A la limite, glorifier Jeanne d'Arc comme Pétain ou Le Penn ont pu le faire est certes contestable (puisqu’on poursuit en fait un but inavouable et inavoué) mais offre au moins l’avantage de vouloir rassembler tout le monde sous une seule bannière, celle de la France (avec cette restriction que pour le Penn, les immigrés n’ont pas à être français). De plus, le culte du héros voulait forger les personnalités en encourageant l’émulation : quels hommes que Surcouf, Du Guesclin, etc. ! Certes, une telle démarche nous semble aujourd’hui bien contestable et bien ridicule, puisqu’elle visait en fait à renforcer le patriotisme ou la religion (si l’idole était un saint comme Saint Vincent de Paul), mais au moins canalisait-elle les efforts dans un sens positif. Ici, c’est le contraire. Non seulement on revient avec un matraquage idéologique digne de ces époques qu’on croyait révolues, mais en plus le résultat final sera négatif puisqu’au mieux il culpabilisera et au pire il divisera.
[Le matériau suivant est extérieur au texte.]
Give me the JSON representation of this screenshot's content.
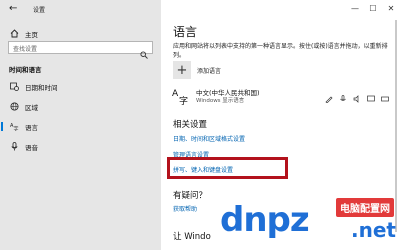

Maintenant, s’il faut accepter ce «devoir de mémoire»,à la demande du président, pourquoi ne le pratique-t-il pas lui-même quand il se rend en Algérie par exemple ? Pourquoi les crimes perpétrés la-bas par les Français ne doivent –ils pas être rappelés alors que les mêmes crimes contre le peuple juif doivent l’être ? On sent bien qu’il y a inégalité de traitement et notre cher Nicolas voudrait attiser le ressentiment dans les banlieues à forte composante maghrébine qu’il ne ferait pas mieux.

Parce qu’il s’il faut se remémorer tous les crimes de l’Histoire, on peut y aller. A commencer par la Saint Barthélemy (comme cela il verra que la religion a parfois des excès et que c’est bien pour cela qu’on a préféré un état laïque), mais aussi la colonisation, le massacre des populations amérindiennes par les Espagnols, sans parler des bombes au napalm sur le Vietnam.

Ce n’est pas tout à fait la même chose, me direz-vous. Dans les cas que je cite, il s’agit simplement d’un pays qui impose sa volonté à un autre (colonisation) ou ses idées à un autre (St Barthélemy), tandis que les enfants juifs, eux, ont été massacrés exclusivement à cause de leur appartenance à une race. C’est vrai. Mais alors on pourrait citer le génocide cambodgien, la guerre civile de Yougoslavie (dont le dernier chapitre vient de s’inscrire hier avec l’indépendance du Kosovo), les attentats entre Chiites et Sunnites, l'épuration raciale et religieuse au Soudan et finalement le génocide rwandais (où la France, qui soutenait inconditionnellement les Tutsis semble idéologiquement bien impliquée).

Ne conviendrait-il pas de faire appel à l’intelligence et à la raison pour éviter ce qui se passe sous nos yeux plutôt que de jouer sur l’émotionnel en retournant soixante ans en arrière ? En n’oubliant pas que les débats de nature émotionnelle retombent aussi vite qu’ils sont nés. S’il veut que son action perdure, Sarkozy ferait donc bien mieux d’en appeler à la raison plutôt qu’à l’affectif.

Sans compter qu’étant lui-même d’origine juive, son calcul ne semble pas désintéressé. On va l’accuser de travailler pour son camp c’est-à-dire pour Israël. Même si sa démarche, au départ, est louable et part d’un bon sentiment, on va lui reprocher de se servir de la France et des Français pour tenter de justifier ou du moins de faire oublier ce qui se passe aujourd’hui dans la bande de Gaza.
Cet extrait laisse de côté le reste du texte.